Botswana et Mali s’affrontent pour la dernière journée du groupe D, ce mercredi soir à 19 heures dans le stade de Franceville. Alors que le Botswana ne conserve qu’une chance aussi mince qu’une rayure de Zèbre de se qualifier, une victoire suffit au Mali pour aller en quarts de finale de la CAN 2012 dans un fauteuil.


Dans le groupe le plus serré de ces phases de qualification, tout le monde conserve un espoir de se qualifier. Pour le Mali, l’équation est simple, il doit faire aussi bien que la Guinée pour être sûr de se qualifier.
Alors même que la perspective d’affronter l’adversaire présumé le plus faible de son groupe semble lui ouvrir toute grande les portes des quarts de finale, Alain Giresse veut rester concentré sur son objectif du moment, remporter le match contre le Botswana. « Notre principale préoccupation, c’est de passer ce match et après, selon le classement on verra qui sera notre adversaire. Quand on en sera à se demander qui sera notre adversaire, cela voudra dire qu’on jouera les quarts de finale et c’est le plus important« , explique le coach des Aigles.

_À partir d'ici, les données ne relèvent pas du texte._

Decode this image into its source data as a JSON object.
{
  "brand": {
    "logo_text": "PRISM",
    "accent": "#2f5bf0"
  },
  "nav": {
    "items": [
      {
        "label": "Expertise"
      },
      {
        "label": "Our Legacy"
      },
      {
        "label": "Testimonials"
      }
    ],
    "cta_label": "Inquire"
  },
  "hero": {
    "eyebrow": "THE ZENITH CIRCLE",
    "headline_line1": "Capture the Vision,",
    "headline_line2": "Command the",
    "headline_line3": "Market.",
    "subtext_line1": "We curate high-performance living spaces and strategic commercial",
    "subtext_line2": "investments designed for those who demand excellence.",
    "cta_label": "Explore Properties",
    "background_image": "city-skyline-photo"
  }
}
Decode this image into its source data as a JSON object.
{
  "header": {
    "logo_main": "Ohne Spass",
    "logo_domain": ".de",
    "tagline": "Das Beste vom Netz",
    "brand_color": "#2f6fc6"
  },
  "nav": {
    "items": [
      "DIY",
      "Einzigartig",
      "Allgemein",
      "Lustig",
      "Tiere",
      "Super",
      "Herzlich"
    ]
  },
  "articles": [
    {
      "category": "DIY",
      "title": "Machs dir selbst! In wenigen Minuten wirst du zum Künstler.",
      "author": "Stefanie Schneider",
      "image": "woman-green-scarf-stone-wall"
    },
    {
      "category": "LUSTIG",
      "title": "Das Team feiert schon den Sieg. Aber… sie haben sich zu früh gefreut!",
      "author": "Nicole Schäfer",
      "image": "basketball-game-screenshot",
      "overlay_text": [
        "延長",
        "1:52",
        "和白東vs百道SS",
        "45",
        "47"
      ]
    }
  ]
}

Avalanche de buts en perspective ?

Alors que jusqu’à présent, les Aigles ont brillé par leur solidité tactique et leur impact physique. La rencontre contre les Zèbres est l’occasion de mener la chasse au but pour la lourde armada malienne. Alors que la défense botswanaise avait littéralement explosée contre la Guinée (6-1), les coéquipiers de Seydou Keita ont l’occasion d’engranger de la confiance en commençant la rencontre djembé battant pour trouver la faille rapidement. Avec deux objectifs en ligne de mire. L’impératif de la victoire, pour se qualifier, et le quart de finale qui se profile contre un Gabon en pleine bourre, porté par l’enthousiasme de tout un peuple.
Du côté du Botswana il faut espérer un scénario rocambolesque et une avalanche de buts pour espérer rejoindre le Ghana. Suffisant pour batailler jusqu’au bout pour des Zèbres laminés par la Guinée lors de la deuxième journée du Groupe B. Les Botswanais ont donc une revanche à prendre avec eux même, d’autant qu’ils ne joueront pas toujours une seconde période en infériorité numérique (expulsion de Motsepe à la 45e contre la Guinée).

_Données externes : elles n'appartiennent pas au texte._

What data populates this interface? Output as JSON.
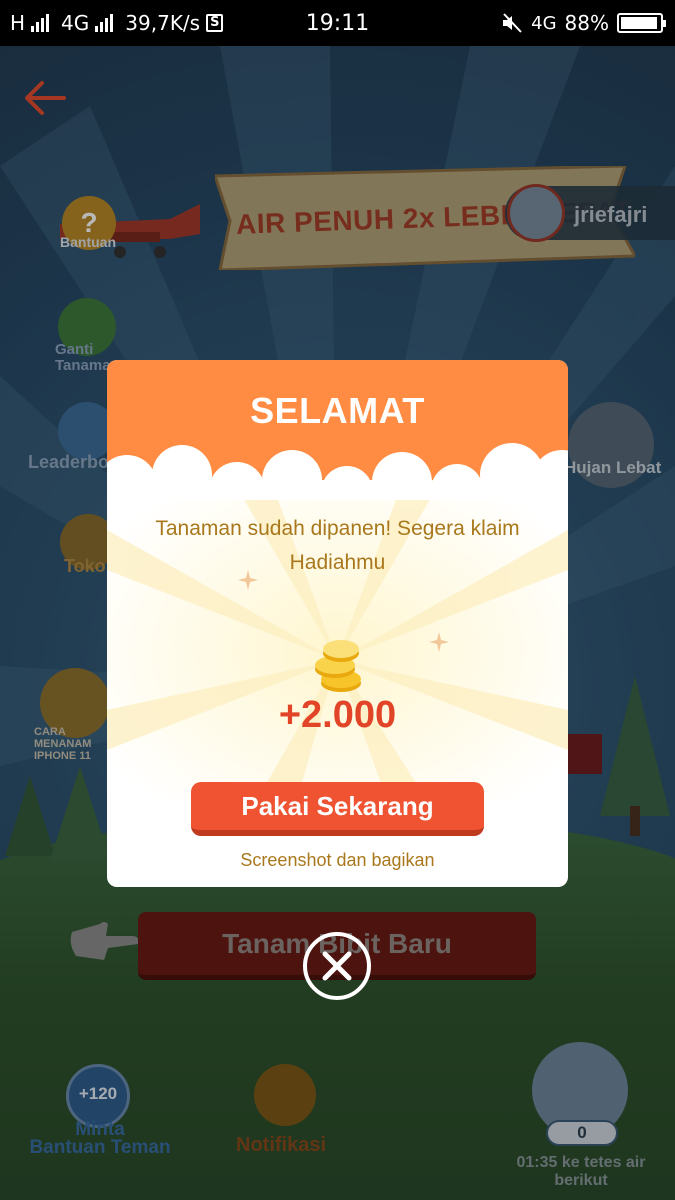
{
  "status_bar": {
    "network_left": "H",
    "network_type": "4G",
    "speed": "39,7K/s",
    "s_badge": "S",
    "time": "19:11",
    "network_right": "4G",
    "battery": "88%"
  },
  "game": {
    "banner_text": "AIR PENUH 2x LEBIH CEPAT",
    "help_label": "Bantuan",
    "username": "jriefajri",
    "side_menu": [
      {
        "label": "Ganti Tanaman",
        "icon": "swap-icon"
      },
      {
        "label": "Leaderboard",
        "icon": "podium-icon"
      },
      {
        "label": "Toko",
        "icon": "shop-icon"
      },
      {
        "label": "CARA MENANAM IPHONE 11",
        "icon": "phone-icon"
      }
    ],
    "rain_label": "Hujan Lebat",
    "plant_button": "Tanam Bibit Baru",
    "bottom_bar": {
      "help_friend_badge": "+120",
      "help_friend_label_1": "Minta",
      "help_friend_label_2": "Bantuan Teman",
      "notif_label": "Notifikasi",
      "water_count": "0",
      "water_timer_1": "01:35 ke tetes air",
      "water_timer_2": "berikut"
    }
  },
  "modal": {
    "title": "SELAMAT",
    "message": "Tanaman sudah dipanen! Segera klaim Hadiahmu",
    "reward": "+2.000",
    "use_button": "Pakai Sekarang",
    "share_text": "Screenshot dan bagikan"
  },
  "colors": {
    "modal_header": "#ff8c42",
    "button": "#ef5331",
    "reward_text": "#e24428",
    "message_text": "#a9781c"
  }
}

Mais les hommes de Giresse ne calculeront pas. « C’est à nous d’aller chercher le résultat face au Botswana, a estimé le technicien français. Je me préoccupe de mon équipe, de ce qu’elle peut réussir et de ce qu’elle doit faire. Sans trembler, il faut qu’on puise dans notre détermination pour prendre ce match à notre compte, parce que c’est nous qui devons chercher le résultat. La prudence que vous avez pu observer lors de notre match contre le Ghana n’était pas préméditée mais imposée par le circonstances. Mais il y a eu des faits qui auraient pu changer le cours de la rencontre. » Dans une compétition jusqu’à présent assez terne, la clef de la réussite passera par le jeu pour deux équipes pas vraiment spectaculaires. Au Mali de Seydou Keita de justifier son statut d’outsider et de convaincre par une victoire en gardant à l’esprit le proverbe africain: »Que celui qui n’a pas traversé ne se moque pas de celui qui s’est noyé« . Rien n’est donc acquis dans un sens ou dans l’autre pour Aigles du Mali et Zèbres du Botswana.